I have a program that consists of 3 files, one .c file and two .cu files, nn.cu and parallel.cu. The main function is located in the one .cu file, the nn.cu and the .c file (utils.c) I have it as extern "C" in the parallel.cu . I want to further parallelize the program (which runs perfectly without cilk), so I considered cilk, with _Cilk_spawn and _Cilk_sync:
int main(int argc, char* argv[] ) {
clock_t begin = clock();
srand((unsigned)time(NULL));
int n_inputs = atoi(argv[2]);
int n_hidden = atoi(argv[3]);
int n_outputs = atoi(argv[4]);
// Build output layer
NeuralNet nn = buildNeuralNet(n_inputs, n_outputs, n_hidden);
// Build training samples
int _p1[] = {0,0};
Pattern p1 = makePatternSingleOutput(_p1, 0);
int _p2[] = {0,1};
Pattern p2 = makePatternSingleOutput(_p2, 1);
int _p3[] = {1,1};
Pattern p3 = makePatternSingleOutput(_p3, 1);
int _p4[] = {1,0};
Pattern p4 = makePatternSingleOutput(_p4, 1);
Pattern patterns[] = {p3, p2, p1, p4};
// Train the network
_Cilk_spawn train_network(patterns, 4, atoi(argv[1]), nn);
printf("\n\nTesting the network\n");
_Cilk_sync;
_Cilk_spawn update_pattern(p2, nn);
for (int i=0; i < nn.n_outputs; i++) {
printf("Output: %f, expected: %i\n", nn.out_output[i], p2.result[i]);
printf("NN Error : %f\n", 1.0f - nn.out_output[i]);
}
cudaDeviceReset();
_Cilk_sync;
clock_t end = clock();
double time_spent = (double)(end - begin) / CLOCKS_PER_SEC;
printf("Runtime : %f\n", time_spent);
return 0;
}
The problem is when I try to compile all these together with nvcc:
$ nvcc -Wno-deprecated-gpu-targets -o my_nn_cilk nn.cu parallel.cu -lm
nn.cu(241): error: identifier "_Cilk_spawn" is undefined
nn.cu(241): error: expected a ")"
nn.cu(245): error: identifier "_Cilk_sync" is undefined
nn.cu(247): error: identifier "_Cilk_spawn" is undefined
nn.cu(247): error: expected a ")"
5 errors detected in the compilation of "/tmp/tmpxft_00003b52_00000000-14_nn.cpp1.ii".

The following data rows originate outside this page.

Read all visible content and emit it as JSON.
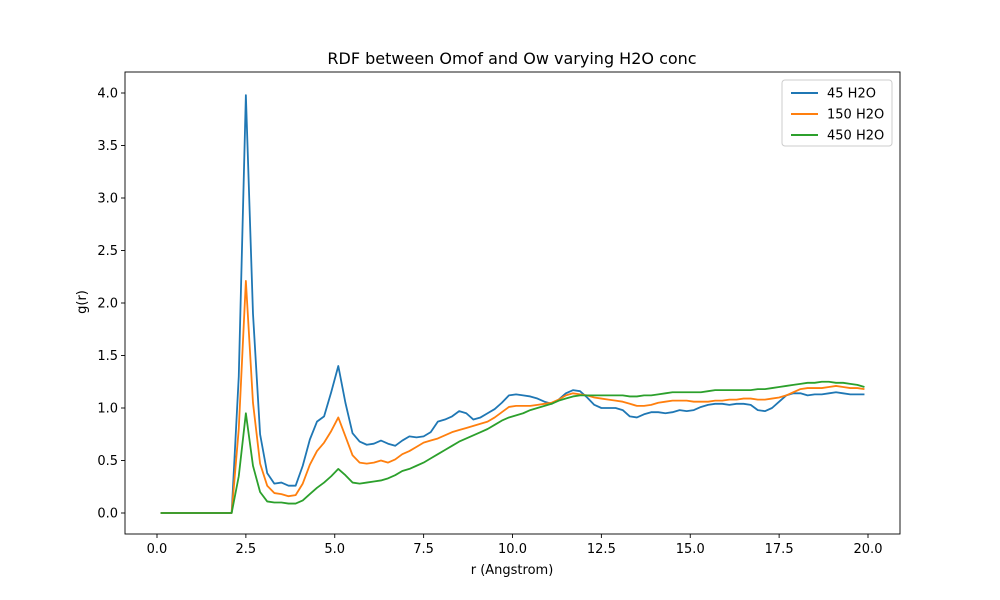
{
  "chart_data": {
    "type": "line",
    "title": "RDF between Omof and Ow varying H2O conc",
    "xlabel": "r (Angstrom)",
    "ylabel": "g(r)",
    "xlim": [
      -0.9,
      20.9
    ],
    "ylim": [
      -0.2,
      4.2
    ],
    "xticks": [
      0.0,
      2.5,
      5.0,
      7.5,
      10.0,
      12.5,
      15.0,
      17.5,
      20.0
    ],
    "yticks": [
      0.0,
      0.5,
      1.0,
      1.5,
      2.0,
      2.5,
      3.0,
      3.5,
      4.0
    ],
    "legend_position": "top-right",
    "grid": false,
    "x": [
      0.1,
      0.3,
      0.5,
      0.7,
      0.9,
      1.1,
      1.3,
      1.5,
      1.7,
      1.9,
      2.1,
      2.3,
      2.5,
      2.7,
      2.9,
      3.1,
      3.3,
      3.5,
      3.7,
      3.9,
      4.1,
      4.3,
      4.5,
      4.7,
      4.9,
      5.1,
      5.3,
      5.5,
      5.7,
      5.9,
      6.1,
      6.3,
      6.5,
      6.7,
      6.9,
      7.1,
      7.3,
      7.5,
      7.7,
      7.9,
      8.1,
      8.3,
      8.5,
      8.7,
      8.9,
      9.1,
      9.3,
      9.5,
      9.7,
      9.9,
      10.1,
      10.3,
      10.5,
      10.7,
      10.9,
      11.1,
      11.3,
      11.5,
      11.7,
      11.9,
      12.1,
      12.3,
      12.5,
      12.7,
      12.9,
      13.1,
      13.3,
      13.5,
      13.7,
      13.9,
      14.1,
      14.3,
      14.5,
      14.7,
      14.9,
      15.1,
      15.3,
      15.5,
      15.7,
      15.9,
      16.1,
      16.3,
      16.5,
      16.7,
      16.9,
      17.1,
      17.3,
      17.5,
      17.7,
      17.9,
      18.1,
      18.3,
      18.5,
      18.7,
      18.9,
      19.1,
      19.3,
      19.5,
      19.7,
      19.9
    ],
    "series": [
      {
        "name": "45 H2O",
        "color": "#1f77b4",
        "values": [
          0,
          0,
          0,
          0,
          0,
          0,
          0,
          0,
          0,
          0,
          0,
          1.3,
          3.98,
          1.9,
          0.75,
          0.38,
          0.28,
          0.29,
          0.26,
          0.26,
          0.45,
          0.7,
          0.87,
          0.92,
          1.15,
          1.4,
          1.05,
          0.76,
          0.68,
          0.65,
          0.66,
          0.69,
          0.66,
          0.64,
          0.69,
          0.73,
          0.72,
          0.73,
          0.77,
          0.87,
          0.89,
          0.92,
          0.97,
          0.95,
          0.89,
          0.91,
          0.95,
          0.99,
          1.05,
          1.12,
          1.13,
          1.12,
          1.11,
          1.09,
          1.06,
          1.04,
          1.08,
          1.14,
          1.17,
          1.16,
          1.1,
          1.03,
          1.0,
          1.0,
          1.0,
          0.98,
          0.92,
          0.91,
          0.94,
          0.96,
          0.96,
          0.95,
          0.96,
          0.98,
          0.97,
          0.98,
          1.01,
          1.03,
          1.04,
          1.04,
          1.03,
          1.04,
          1.04,
          1.03,
          0.98,
          0.97,
          1.0,
          1.06,
          1.12,
          1.14,
          1.14,
          1.12,
          1.13,
          1.13,
          1.14,
          1.15,
          1.14,
          1.13,
          1.13,
          1.13
        ]
      },
      {
        "name": "150 H2O",
        "color": "#ff7f0e",
        "values": [
          0,
          0,
          0,
          0,
          0,
          0,
          0,
          0,
          0,
          0,
          0,
          0.8,
          2.21,
          1.05,
          0.47,
          0.26,
          0.19,
          0.18,
          0.16,
          0.17,
          0.28,
          0.46,
          0.59,
          0.67,
          0.78,
          0.91,
          0.73,
          0.55,
          0.48,
          0.47,
          0.48,
          0.5,
          0.48,
          0.51,
          0.56,
          0.59,
          0.63,
          0.67,
          0.69,
          0.71,
          0.74,
          0.77,
          0.79,
          0.81,
          0.83,
          0.85,
          0.87,
          0.91,
          0.96,
          1.01,
          1.02,
          1.02,
          1.02,
          1.03,
          1.04,
          1.05,
          1.08,
          1.12,
          1.14,
          1.13,
          1.12,
          1.1,
          1.09,
          1.08,
          1.07,
          1.06,
          1.04,
          1.02,
          1.02,
          1.03,
          1.05,
          1.06,
          1.07,
          1.07,
          1.07,
          1.06,
          1.06,
          1.06,
          1.07,
          1.07,
          1.08,
          1.08,
          1.09,
          1.09,
          1.08,
          1.08,
          1.09,
          1.1,
          1.12,
          1.15,
          1.18,
          1.19,
          1.19,
          1.19,
          1.2,
          1.21,
          1.2,
          1.19,
          1.19,
          1.18
        ]
      },
      {
        "name": "450 H2O",
        "color": "#2ca02c",
        "values": [
          0,
          0,
          0,
          0,
          0,
          0,
          0,
          0,
          0,
          0,
          0,
          0.35,
          0.95,
          0.45,
          0.2,
          0.11,
          0.1,
          0.1,
          0.09,
          0.09,
          0.12,
          0.18,
          0.24,
          0.29,
          0.35,
          0.42,
          0.36,
          0.29,
          0.28,
          0.29,
          0.3,
          0.31,
          0.33,
          0.36,
          0.4,
          0.42,
          0.45,
          0.48,
          0.52,
          0.56,
          0.6,
          0.64,
          0.68,
          0.71,
          0.74,
          0.77,
          0.8,
          0.84,
          0.88,
          0.91,
          0.93,
          0.95,
          0.98,
          1.0,
          1.02,
          1.04,
          1.07,
          1.09,
          1.11,
          1.12,
          1.12,
          1.12,
          1.12,
          1.12,
          1.12,
          1.12,
          1.11,
          1.11,
          1.12,
          1.12,
          1.13,
          1.14,
          1.15,
          1.15,
          1.15,
          1.15,
          1.15,
          1.16,
          1.17,
          1.17,
          1.17,
          1.17,
          1.17,
          1.17,
          1.18,
          1.18,
          1.19,
          1.2,
          1.21,
          1.22,
          1.23,
          1.24,
          1.24,
          1.25,
          1.25,
          1.24,
          1.24,
          1.23,
          1.22,
          1.2
        ]
      }
    ]
  }
}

The two functions that I _Cilk_spawn call the desired CUDA kernels.
Even if I add to the nvcc command the parameter -lcilkrts, the errors are the same.
Also, I have #include "cilk/cilk.h" at the beginning of the code.
Can you please help me? Why does it show these errors and does it not compile? Thank you in advance!
The reason it does not compile is, nvcc does not support cilk implementations and keywords. You need a wrapper that calls the CUDA functions from your cilk code. Here is a sample on how to write a wrapper and call it from your cilk code: cilk with cuda sample.
In the link, it also explains how to compile the cuda code and cilk code and how to link them.